Learning to zip stuff in Julia
Introduction
Today I want to discuss the basics of the design of the zip
function in Julia.
This is a relatively introductory topic but, in my experience, wrong usage of this function can lead to hard to catch bugs.
The post was written under Julia 1.9.2.
What does zip do?
Let us start with the description of the zip
function from its documentation:
Run multiple iterators at the same time, until any of them is exhausted. The value type of the zip iterator is a tuple of values of its subiterators.
If it is not fully clear what it does let me give two examples:
julia> [v for v in zip(1:3, 11:13)]
3-element Vector{Tuple{Int64, Int64}}:
(1, 11)
(2, 12)
(3, 13)
julia> [v for v in zip("abcdef", Iterators.cycle([1, 2]))]
6-element Vector{Tuple{Char, Int64}}:
('a', 1)
('b', 2)
('c', 1)
('d', 2)
('e', 1)
('f', 2)
The examples show the following nice features of the zip
function:
- It can work with any iterator, not just e.g. vectors.
In the second example we used a string and a special cyclic iterator from
Iterators
module. Importantly we can work with iterators that are not indexable. - The
zip
function works until the shortest iterator of all passed to it is exhausted. It is often useful when we have some of the iterators that are infinite. Again, in our second exampleIterators.cycle([1, 2]))
is infinite and allowed us to clearly indicate even and odd characters in the string.
The last nice feature of zip
is that it is lazy. To understand what it means check this:
julia> zip(1:3, 11:13)
zip(1:3, 11:13)
julia> typeof(zip(1:3, 11:13))
Base.Iterators.Zip{Tuple{UnitRange{Int64}, UnitRange{Int64}}}
We can see that the zip
function by itself does not do any work. Instead, it returns an iterator that can be queried.

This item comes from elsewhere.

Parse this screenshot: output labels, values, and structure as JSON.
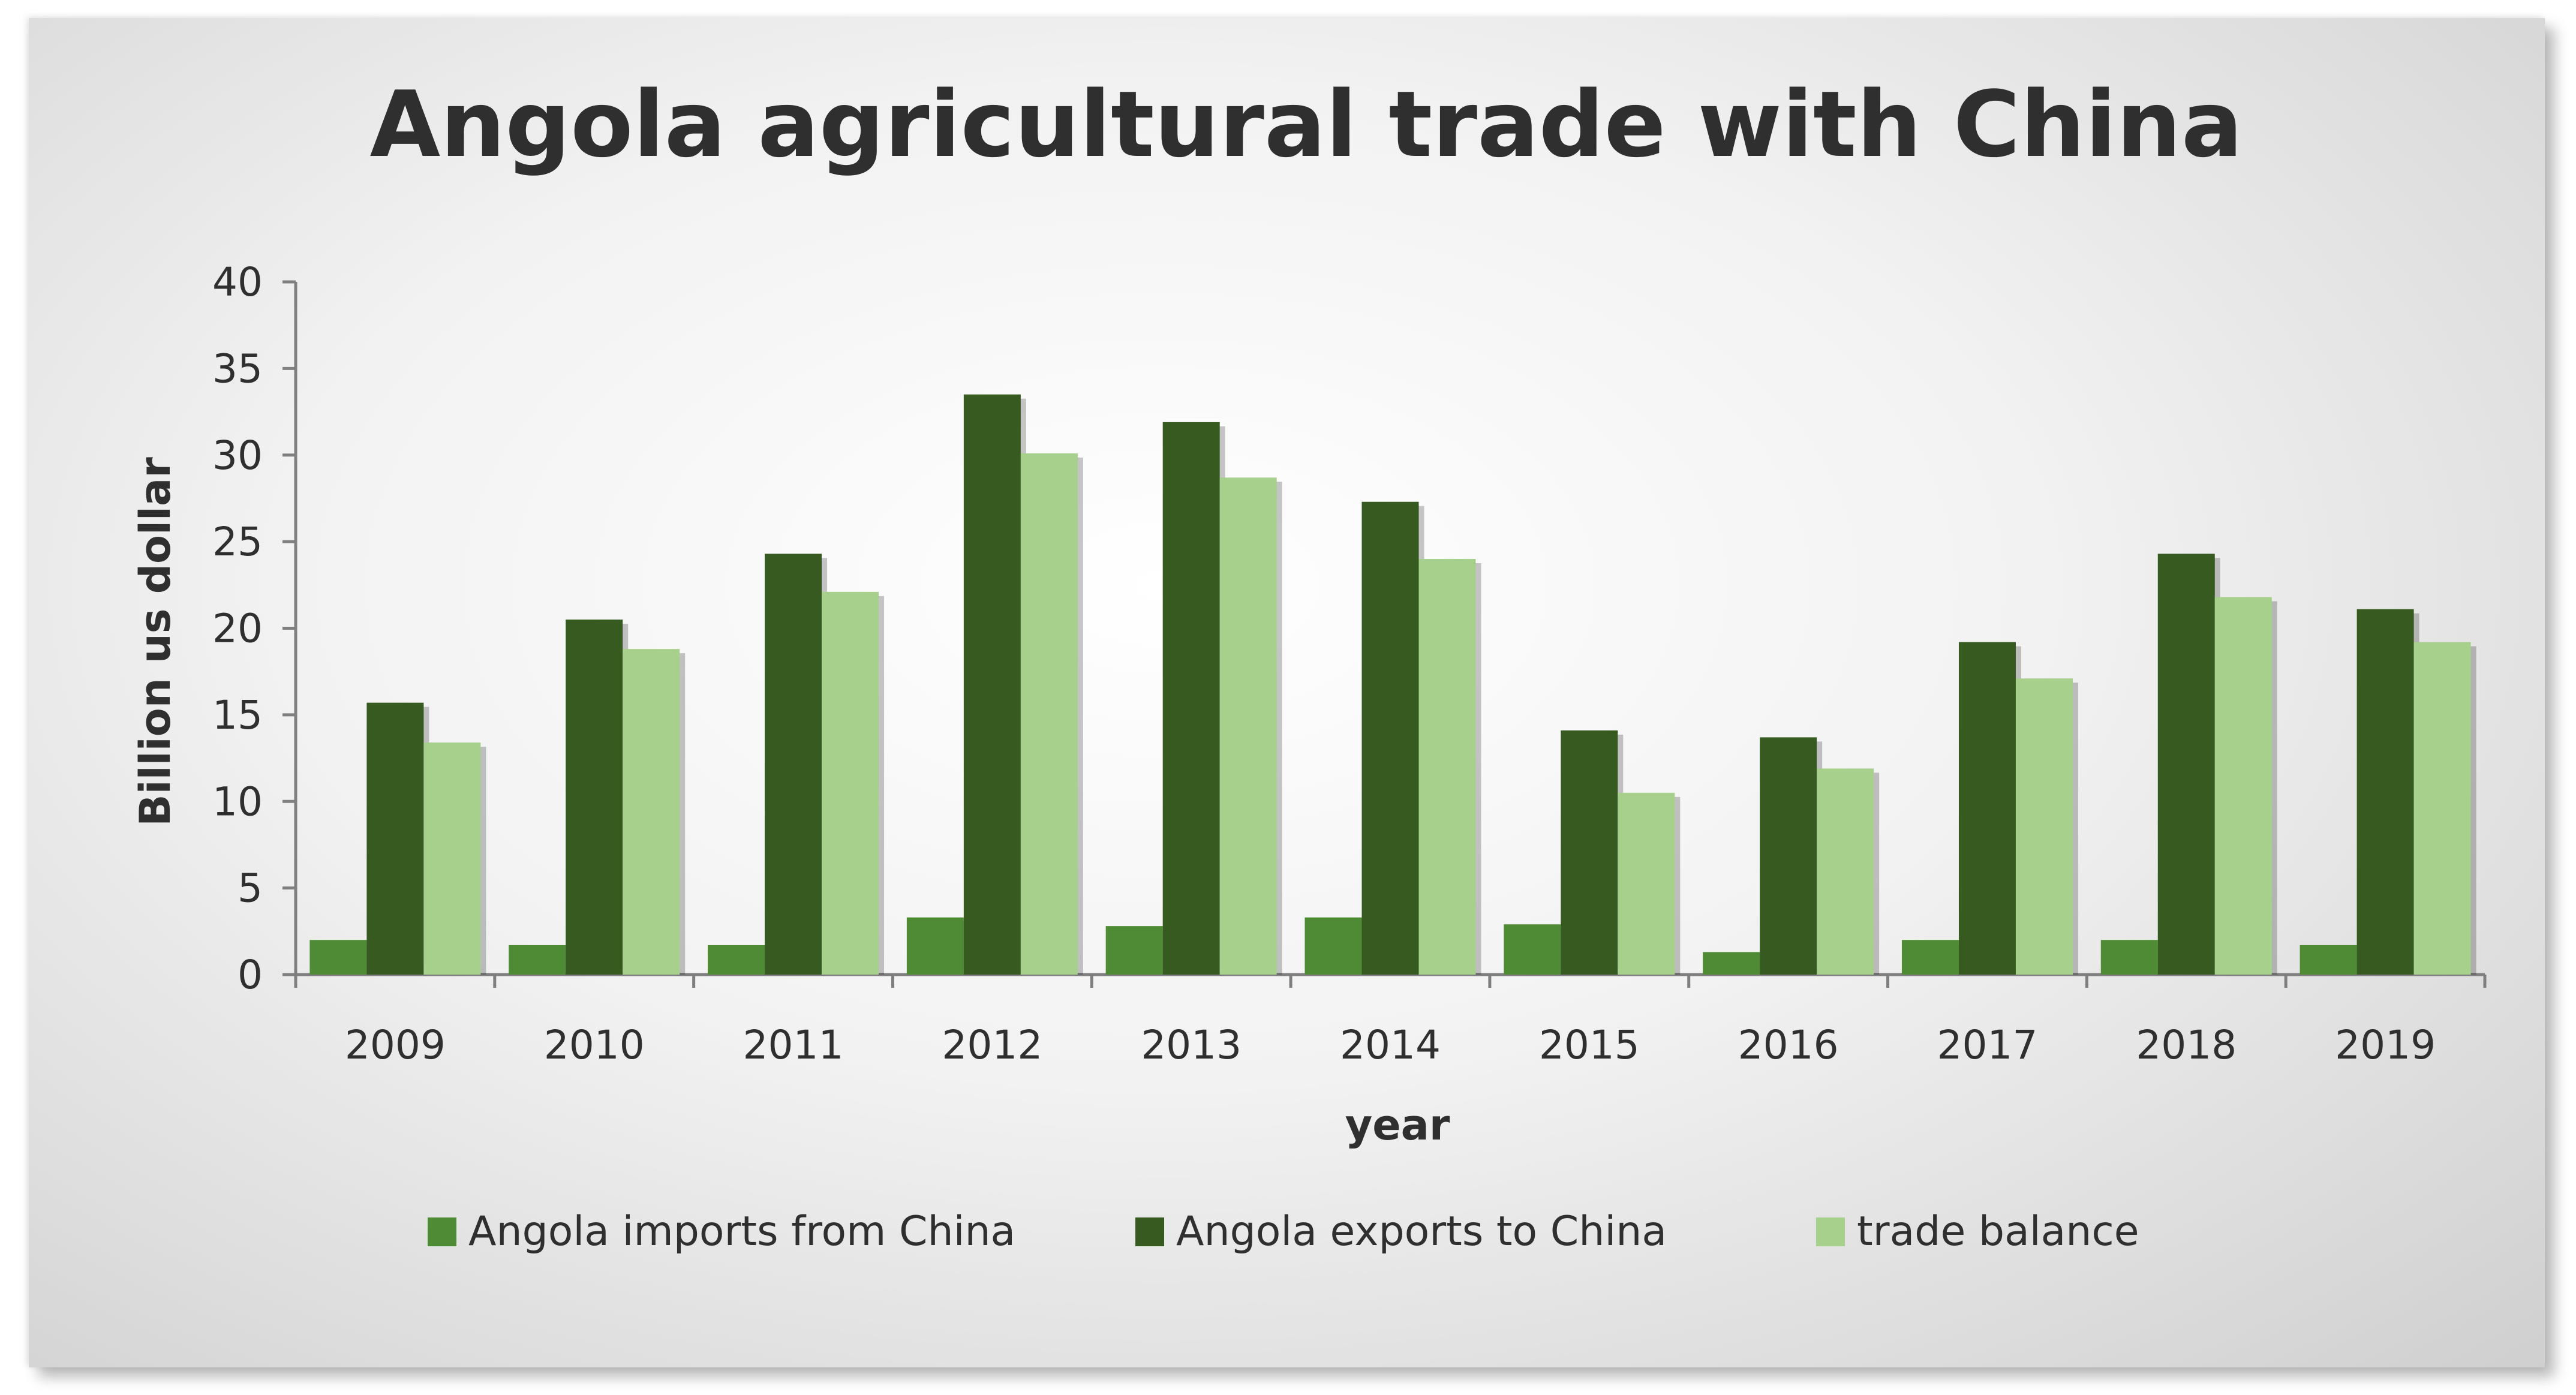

That is why in the first examples I used comprehensions to show the values produced by the iterator returned by zip
.
Why is it useful? Being lazy avoids excessive memory allocation, which is often important, especially if you work with large data.
Why is zip risky?
So what are the potential problems with zip
in practice? The issue is that we often want to use it in scenarios
when we would want to be sure that all iterators passed to zip
have the same length. Unfortunately zip
does not check it.
Here is a simple example of a problematic definition of a function comupting a dot product:
julia> dot_bad(x, y) = sum(a * b for (a, b) in zip(x, y))
dot_bad (generic function with 1 method)
julia> dot_bad(1:3, 4:6)
32
julia> dot_bad(1:3, 4:7)
32
julia> dot_bad(1:4, 4:6)
32
Typically with such a function we would want it to error if it gets input iterators of unequal length.
In practice, if it is required that the passed iterators must have equal length, they usually support the length
function.
Therefore often fix of the definition that is similar to the following is enough:
julia> function dot_safer(x, y)
@assert length(x) == length(y)
return sum(a * b for (a, b) in zip(x, y))
end
dot_safer (generic function with 1 method)
julia> dot_safer(1:3, 4:6)
32
julia> dot_safer(1:3, 4:7)
ERROR: AssertionError: length(x) == length(y)
julia> dot_safer(1:4, 4:6)
ERROR: AssertionError: length(x) == length(y)
Conclusions
In summary: if you use zip
always ask yourself a question if you assume that the passed
iterators have the same length. If you do - make sure to check it in your code explicitly.